Mechanistic Study of Selective Catalytic Reduction of NOx with NH3 over Mn-TiO2: A Combination of Experimental and DFT Study

Mn-TiO2 oxide catalyst has been studied intensively for selective catalytic reduction (SCR) of NO with NH3 due to its extraordinarily good low-temperature performance. However, the mechanism of SCR on Mn-TiO2 still remains unclear, especially with regard to the decomposition pathway of the NH2NO intermediate and the reason for the decreasing N-2 selectivity with the increasing of temperature.

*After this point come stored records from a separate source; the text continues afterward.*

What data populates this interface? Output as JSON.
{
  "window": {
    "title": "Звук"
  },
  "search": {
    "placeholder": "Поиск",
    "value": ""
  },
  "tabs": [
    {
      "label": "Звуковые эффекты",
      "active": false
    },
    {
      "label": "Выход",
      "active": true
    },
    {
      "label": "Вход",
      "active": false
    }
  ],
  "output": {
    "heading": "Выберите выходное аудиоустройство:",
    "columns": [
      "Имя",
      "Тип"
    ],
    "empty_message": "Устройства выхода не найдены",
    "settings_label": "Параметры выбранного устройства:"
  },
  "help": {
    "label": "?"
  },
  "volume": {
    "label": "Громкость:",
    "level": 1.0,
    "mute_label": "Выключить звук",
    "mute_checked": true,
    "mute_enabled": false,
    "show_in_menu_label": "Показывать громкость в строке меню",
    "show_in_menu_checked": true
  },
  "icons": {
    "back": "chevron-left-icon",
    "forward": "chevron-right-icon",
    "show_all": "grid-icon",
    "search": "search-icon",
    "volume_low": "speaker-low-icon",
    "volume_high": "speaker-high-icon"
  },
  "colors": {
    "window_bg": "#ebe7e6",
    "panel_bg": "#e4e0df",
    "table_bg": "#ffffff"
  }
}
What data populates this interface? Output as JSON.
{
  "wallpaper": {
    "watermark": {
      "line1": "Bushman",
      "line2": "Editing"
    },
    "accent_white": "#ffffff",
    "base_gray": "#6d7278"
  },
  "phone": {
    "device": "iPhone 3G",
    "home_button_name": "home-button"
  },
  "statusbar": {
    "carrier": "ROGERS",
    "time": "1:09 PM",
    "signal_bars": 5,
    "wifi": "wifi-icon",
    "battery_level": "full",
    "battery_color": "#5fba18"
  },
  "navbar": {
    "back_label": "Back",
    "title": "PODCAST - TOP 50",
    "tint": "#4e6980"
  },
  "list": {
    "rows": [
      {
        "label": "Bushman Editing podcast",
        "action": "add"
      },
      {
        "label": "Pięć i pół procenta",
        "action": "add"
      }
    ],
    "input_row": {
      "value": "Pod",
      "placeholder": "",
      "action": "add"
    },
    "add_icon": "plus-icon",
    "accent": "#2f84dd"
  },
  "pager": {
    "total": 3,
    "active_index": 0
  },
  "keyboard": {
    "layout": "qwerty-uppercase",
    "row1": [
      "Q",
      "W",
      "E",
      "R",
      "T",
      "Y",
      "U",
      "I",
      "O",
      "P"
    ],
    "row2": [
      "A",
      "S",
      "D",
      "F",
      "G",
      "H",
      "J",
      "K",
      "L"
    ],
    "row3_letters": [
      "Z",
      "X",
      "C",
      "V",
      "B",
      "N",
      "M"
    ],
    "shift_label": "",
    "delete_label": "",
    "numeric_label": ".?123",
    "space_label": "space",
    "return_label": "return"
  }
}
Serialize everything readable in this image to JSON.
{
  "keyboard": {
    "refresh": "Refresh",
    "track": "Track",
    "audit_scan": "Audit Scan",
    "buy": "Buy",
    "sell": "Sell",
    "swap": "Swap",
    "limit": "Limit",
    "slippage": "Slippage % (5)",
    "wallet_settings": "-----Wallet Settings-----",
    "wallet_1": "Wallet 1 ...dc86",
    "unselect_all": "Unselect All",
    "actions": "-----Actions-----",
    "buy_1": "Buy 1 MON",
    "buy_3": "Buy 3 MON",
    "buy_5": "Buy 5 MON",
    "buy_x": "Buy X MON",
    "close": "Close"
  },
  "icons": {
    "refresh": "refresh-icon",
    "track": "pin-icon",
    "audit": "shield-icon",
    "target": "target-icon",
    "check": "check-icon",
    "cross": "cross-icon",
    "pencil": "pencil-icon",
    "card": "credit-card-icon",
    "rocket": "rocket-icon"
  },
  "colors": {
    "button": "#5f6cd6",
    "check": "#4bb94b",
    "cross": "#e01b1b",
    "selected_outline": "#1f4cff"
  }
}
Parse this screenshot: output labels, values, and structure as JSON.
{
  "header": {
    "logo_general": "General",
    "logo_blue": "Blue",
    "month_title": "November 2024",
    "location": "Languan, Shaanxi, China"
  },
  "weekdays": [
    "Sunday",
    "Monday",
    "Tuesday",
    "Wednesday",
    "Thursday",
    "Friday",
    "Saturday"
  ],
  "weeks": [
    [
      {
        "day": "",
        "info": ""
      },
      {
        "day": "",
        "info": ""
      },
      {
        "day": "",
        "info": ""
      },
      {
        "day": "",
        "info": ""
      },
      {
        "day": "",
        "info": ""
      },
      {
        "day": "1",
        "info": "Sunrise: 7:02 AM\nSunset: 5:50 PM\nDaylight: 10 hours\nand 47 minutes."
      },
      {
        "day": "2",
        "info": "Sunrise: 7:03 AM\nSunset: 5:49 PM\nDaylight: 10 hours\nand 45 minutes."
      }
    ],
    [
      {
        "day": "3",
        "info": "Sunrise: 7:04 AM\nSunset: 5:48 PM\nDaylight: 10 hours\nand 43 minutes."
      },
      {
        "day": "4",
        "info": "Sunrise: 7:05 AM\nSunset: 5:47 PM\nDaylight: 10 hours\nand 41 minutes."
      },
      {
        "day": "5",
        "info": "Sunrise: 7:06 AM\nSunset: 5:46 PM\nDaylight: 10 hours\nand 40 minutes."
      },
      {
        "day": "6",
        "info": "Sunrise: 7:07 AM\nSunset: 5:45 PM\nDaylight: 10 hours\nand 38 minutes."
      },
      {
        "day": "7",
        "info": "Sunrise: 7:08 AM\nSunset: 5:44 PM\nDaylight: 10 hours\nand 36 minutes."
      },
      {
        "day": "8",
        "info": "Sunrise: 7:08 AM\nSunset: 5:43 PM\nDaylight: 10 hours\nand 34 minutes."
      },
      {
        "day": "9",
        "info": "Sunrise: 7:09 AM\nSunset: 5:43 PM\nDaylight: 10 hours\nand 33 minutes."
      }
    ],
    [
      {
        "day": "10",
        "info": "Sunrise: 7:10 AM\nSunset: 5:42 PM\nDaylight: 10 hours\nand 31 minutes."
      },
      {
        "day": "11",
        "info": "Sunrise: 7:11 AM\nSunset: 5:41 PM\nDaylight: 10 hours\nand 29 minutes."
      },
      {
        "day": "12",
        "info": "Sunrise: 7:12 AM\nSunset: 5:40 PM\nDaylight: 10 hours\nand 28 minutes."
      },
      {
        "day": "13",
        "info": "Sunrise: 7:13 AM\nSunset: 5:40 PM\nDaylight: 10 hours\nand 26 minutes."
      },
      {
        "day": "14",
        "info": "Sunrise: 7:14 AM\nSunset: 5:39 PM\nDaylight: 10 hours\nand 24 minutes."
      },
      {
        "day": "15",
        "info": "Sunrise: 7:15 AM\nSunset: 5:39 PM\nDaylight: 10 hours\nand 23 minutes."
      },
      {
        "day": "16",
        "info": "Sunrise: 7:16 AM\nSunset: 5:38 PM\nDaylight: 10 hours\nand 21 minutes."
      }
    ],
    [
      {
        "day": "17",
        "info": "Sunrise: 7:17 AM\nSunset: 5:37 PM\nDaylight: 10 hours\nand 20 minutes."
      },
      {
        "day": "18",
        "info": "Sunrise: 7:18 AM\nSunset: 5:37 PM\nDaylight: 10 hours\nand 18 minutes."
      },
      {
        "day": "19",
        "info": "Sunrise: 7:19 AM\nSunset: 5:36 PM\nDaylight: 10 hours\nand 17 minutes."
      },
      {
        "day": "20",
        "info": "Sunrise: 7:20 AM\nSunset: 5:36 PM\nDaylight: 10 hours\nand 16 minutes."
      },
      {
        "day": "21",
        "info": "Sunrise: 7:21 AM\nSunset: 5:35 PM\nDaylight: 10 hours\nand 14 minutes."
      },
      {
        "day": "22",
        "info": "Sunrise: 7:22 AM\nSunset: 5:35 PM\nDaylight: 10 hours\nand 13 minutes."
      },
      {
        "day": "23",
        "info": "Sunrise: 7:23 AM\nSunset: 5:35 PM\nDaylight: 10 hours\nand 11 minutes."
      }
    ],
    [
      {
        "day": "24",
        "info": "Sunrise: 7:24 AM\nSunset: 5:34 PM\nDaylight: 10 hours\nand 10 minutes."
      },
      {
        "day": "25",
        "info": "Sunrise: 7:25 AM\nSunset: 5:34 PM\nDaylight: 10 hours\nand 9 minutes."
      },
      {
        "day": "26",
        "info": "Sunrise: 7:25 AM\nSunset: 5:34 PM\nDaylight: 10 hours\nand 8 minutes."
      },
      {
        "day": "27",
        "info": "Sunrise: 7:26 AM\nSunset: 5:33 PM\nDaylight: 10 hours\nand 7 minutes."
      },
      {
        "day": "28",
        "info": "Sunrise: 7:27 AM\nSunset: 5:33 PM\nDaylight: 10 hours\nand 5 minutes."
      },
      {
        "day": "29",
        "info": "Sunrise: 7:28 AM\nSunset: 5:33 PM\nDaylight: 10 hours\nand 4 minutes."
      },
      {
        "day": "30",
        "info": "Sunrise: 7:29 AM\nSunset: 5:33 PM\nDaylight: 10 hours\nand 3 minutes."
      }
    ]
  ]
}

In this work, we attempt to provide a molecular level understanding of these questions via a combination of DFT and experimental study. A complete catalytic cycle of the SCR reaction was proposed based on a model in which Mn is doped into the TiO2(101) surface by quantum chemical DFT+U calculations. In situ DRIFTS experiments were performed to provide evidence to the important intermediates as proposed in the reaction mechanism. The doping Mn enhances NH3 adsorption and activation due to its lower conduction band. NH2NO can decompose into N-2 and H2O fast via a concerted H migration step. The decreasing selectivity with rising temperature can be explained by the deep oxidation of NH3. This study provides atomic-scale insights into the catalytic cycle and the important role of doping Mn in NH3 SCR reaction on Mn-TiO2 catalysts, which is of significance for the design of high activity low-temperature SCR catalysts.